Und jetzt? Ein Aufschrei aus Dahlem? Nein, sie zeigen sich angeblich einhellig erfreut, der Museumsinsel nahe zu kommen, und hoffen, von deren Besucherströmen zu profitieren. Klaus Helferich, Direktor der Ethnologischen Museen, sieht das Ende einer ungerechten Marginalisierung. Allein, die drohende Vereinsamung in Dahlem ist weniger ein Problem des Standorts gewesen als der Museumspolitik der Stiftung, die in der Begeisterung über das historische Erbe der Museumsinsel und in dem harten Kampf um die Akzeptanz des Kulturforums für Dahlem keine Ideen mehr übrig hatte. Wie schon der Generaldirektor Peter-Klaus Schuster in seinem Plan, die Gemäldegalerie auf die Museumsinsel zurückkehren zu lassen, bezieht sich Lehmann in der Begründung für die Konzentration der Sammlungen auf den humanistischen Zeitgeist der Gründergeneration. Die sahen die Kulturen der Welt als versteinerte Form der verschiedenen Bewusstseinstufen der Geschichte, die die Menschheit auf dem Weg zur Vollendung der Geschichte zurückgelassen haben.

Mit dieser euphorischen Perspektive, Geschichte als zielgerichtetes Fortschreiten zu verstehen, wurde das kulturelle Inventar der Vergangenheit geordnet. Doch heute sind wir nicht mehr vom Sinn der Geschichte überzeugt, noch glauben wir an die Vollständigkeit ihrer Erzählbarkeit. Aus dem Steinbruch der Vergangenheit zieht Berlin wechselnde Geschichtsbilder für neue Identitätsstiftungen heran. In den 70er- und 80er-Jahren maß man sich in vielen Westberliner Großveranstaltungen an der Weimarer Republik. Gegen den Stabilitätsverlust der Inselstadt suchte man Ermutigung im Blick auf die politisch widersprüchlichen und kulturell kreativen Zeiten. Als Gegenbewegung zur Glorifizierung der Vergangenheit wurden Gedenkinitiativen wie Topographie des Terrors und Holocaust-Mahnmal auf den Weg gebracht.

Seit aber nach dem Abbau der Mauer das Terrain der ganzen Stadt zur Verfügung steht, greift man tiefer in die Geschichte, nach Preußen, und flickt an den Brachen der Zeit. Da steht die Besetzung des Schlossplatzes, die besonders den Regierenden Bürgermeister als Leere vor seiner Rathaustür täglich zu erschüttern scheint, an oberster Stelle. Klaus-Dieter Lehmann, dessen Nutzungsvorschlag besser klingt als das Notlösungspaket „Hotel, Kongresszentrum, Bibliothek“, das jeder Investor bis zum Abwinken kennt, muss man allerdings nicht der Sehnsucht nach Preußengröße verdächtigen.

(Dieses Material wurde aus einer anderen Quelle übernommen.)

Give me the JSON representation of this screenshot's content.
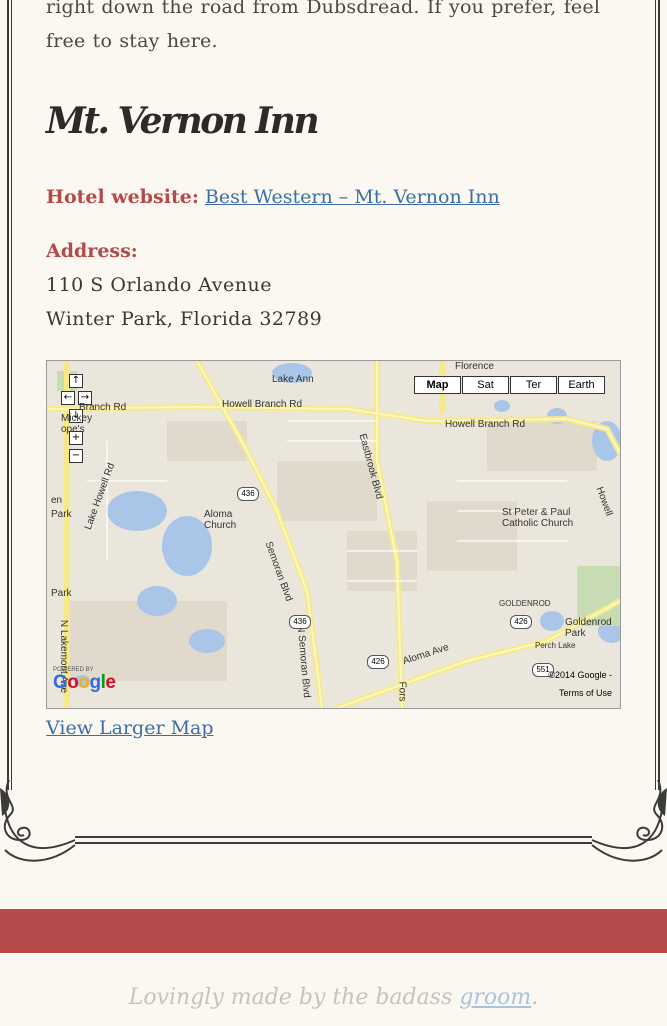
{
  "intro": {
    "text": "right down the road from Dubsdread. If you prefer, feel free to stay here."
  },
  "inn": {
    "title": "Mt. Vernon Inn",
    "website_label": "Hotel website:",
    "website_link": "Best Western – Mt. Vernon Inn",
    "address_label": "Address:",
    "address_line1": "110 S Orlando Avenue",
    "address_line2": "Winter Park, Florida 32789"
  },
  "map": {
    "types": [
      "Map",
      "Sat",
      "Ter",
      "Earth"
    ],
    "active_type": "Map",
    "labels": {
      "florence": "Florence",
      "lake_ann": "Lake Ann",
      "howell_branch_w": "Howell Branch Rd",
      "howell_branch_c": "Howell Branch Rd",
      "howell_branch_e": "Howell Branch Rd",
      "howell": "Howell",
      "eastbrook": "Eastbrook Blvd",
      "lake_howell": "Lake Howell Rd",
      "aloma_church": "Aloma\nChurch",
      "semoran": "Semoran Blvd",
      "st_peter": "St Peter & Paul\nCatholic Church",
      "goldenrod": "GOLDENROD",
      "goldenrod_park": "Goldenrod\nPark",
      "perch_lake": "Perch Lake",
      "aloma_ave": "Aloma Ave",
      "n_semoran": "N Semoran Blvd",
      "n_lakemont": "N Lakemont Ave",
      "forsyth": "Fors",
      "park": "Park",
      "en_park": "en\nPark",
      "mckey": "Mickey\nope's",
      "branch_rd": "Branch Rd"
    },
    "shields": [
      "436",
      "436",
      "426",
      "426",
      "551"
    ],
    "powered_by": "POWERED BY",
    "google": "Google",
    "copyright": "©2014 Google -",
    "terms": "Terms of Use"
  },
  "view_larger_map": "View Larger Map",
  "footer": {
    "prefix": "Lovingly made by the badass ",
    "link": "groom",
    "suffix": "."
  },
  "colors": {
    "accent_red": "#b54b4b",
    "link_blue": "#3b6ea5",
    "background": "#fbf8f1"
  }
}
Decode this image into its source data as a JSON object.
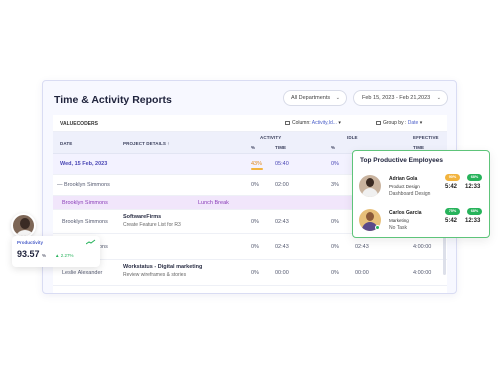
{
  "report": {
    "title": "Time & Activity Reports",
    "department": "All Departments",
    "date_range": "Feb 15, 2023 - Feb 21,2023",
    "company": "VALUECODERS",
    "column_label": "Column:",
    "column_value": "Activity,Id...",
    "group_label": "Group by :",
    "group_value": "Date"
  },
  "table": {
    "headers": {
      "date": "DATE",
      "project": "PROJECT DETAILS ↑",
      "activity": "ACTIVITY",
      "activity_pct": "%",
      "activity_time": "TIME",
      "idle": "IDLE",
      "idle_pct": "%",
      "effective": "EFFECTIVE",
      "effective_time": "TIME"
    },
    "date_row": {
      "date": "Wed, 15 Feb, 2023",
      "activity_pct": "43%",
      "activity_time": "05:40",
      "idle_pct": "0%"
    },
    "rows": [
      {
        "name": "Brooklyn Simmons",
        "project": "",
        "task": "",
        "act_pct": "0%",
        "act_time": "02:00",
        "idle_pct": "3%",
        "idle_time": "",
        "eff_time": ""
      },
      {
        "name": "Brooklyn Simmons",
        "project": "SoftwareFirms",
        "task": "Create Feature List for R3",
        "act_pct": "0%",
        "act_time": "02:43",
        "idle_pct": "0%",
        "idle_time": "",
        "eff_time": "00"
      },
      {
        "name": "Brooklyn Simmons",
        "project": "",
        "task": "",
        "act_pct": "0%",
        "act_time": "02:43",
        "idle_pct": "0%",
        "idle_time": "02:43",
        "eff_time": "4:00:00"
      },
      {
        "name": "Leslie Alexander",
        "project": "Workstatus - Digital marketing",
        "task": "Review wireframes & stories",
        "act_pct": "0%",
        "act_time": "00:00",
        "idle_pct": "0%",
        "idle_time": "00:00",
        "eff_time": "4:00:00"
      }
    ],
    "break_row": {
      "name": "Brooklyn Simmons",
      "label": "Lunch Break"
    }
  },
  "productive": {
    "title": "Top Productive Employees",
    "employees": [
      {
        "name": "Adrian Gola",
        "role": "Product Design",
        "task": "Dashboard Design",
        "pct1": "90%",
        "time1": "5:42",
        "pct2": "68%",
        "time2": "12:33"
      },
      {
        "name": "Carlos Garcia",
        "role": "Marketing",
        "task": "No Task",
        "pct1": "75%",
        "time1": "5:42",
        "pct2": "68%",
        "time2": "12:33"
      }
    ]
  },
  "metric": {
    "label": "Productivity",
    "value": "93.57",
    "unit": "%",
    "delta": "▲ 2.27%"
  },
  "colors": {
    "accent": "#4b5fc9",
    "green": "#27b35b",
    "orange": "#f2b33d",
    "break": "#f1e6fb"
  }
}
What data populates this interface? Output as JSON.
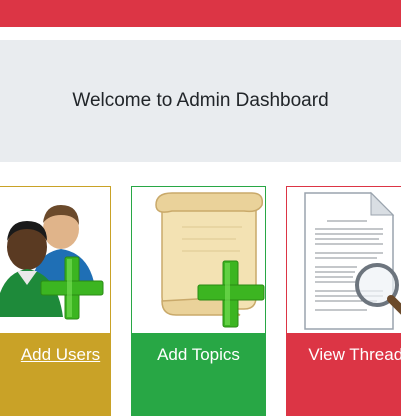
{
  "header": {
    "welcome_title": "Welcome to Admin Dashboard"
  },
  "cards": [
    {
      "label": "Add Users",
      "icon": "users-add-icon",
      "color": "#c9a227"
    },
    {
      "label": "Add Topics",
      "icon": "scroll-add-icon",
      "color": "#28a745"
    },
    {
      "label": "View Threads",
      "icon": "document-magnifier-icon",
      "color": "#dc3545"
    }
  ],
  "colors": {
    "topbar": "#dc3545",
    "jumbotron_bg": "#e9ecef"
  }
}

Er surft nur auf dieser Welle. Denn als guter Manager kennt er den Slogan „Folge dem Geld“. Seine Überlegung stimmt sicher, dass es leichter ist, Mittel für die beste Adresse im Land aufzutreiben, als die 350 Millionen, die für den Umbau in Dahlem als Investionsvolumen anstehen. Wenn man bei seiner vorsichtigen Rede von der „Zweitrangigkeit der Gebäudefrage“ genau hinhört, geht es ihm nicht um das Schloss, sondern um den Schlossplatz als einen Standort, den voranzubringen Politiker aller Seiten zu ihrer Ehrensache gemacht haben.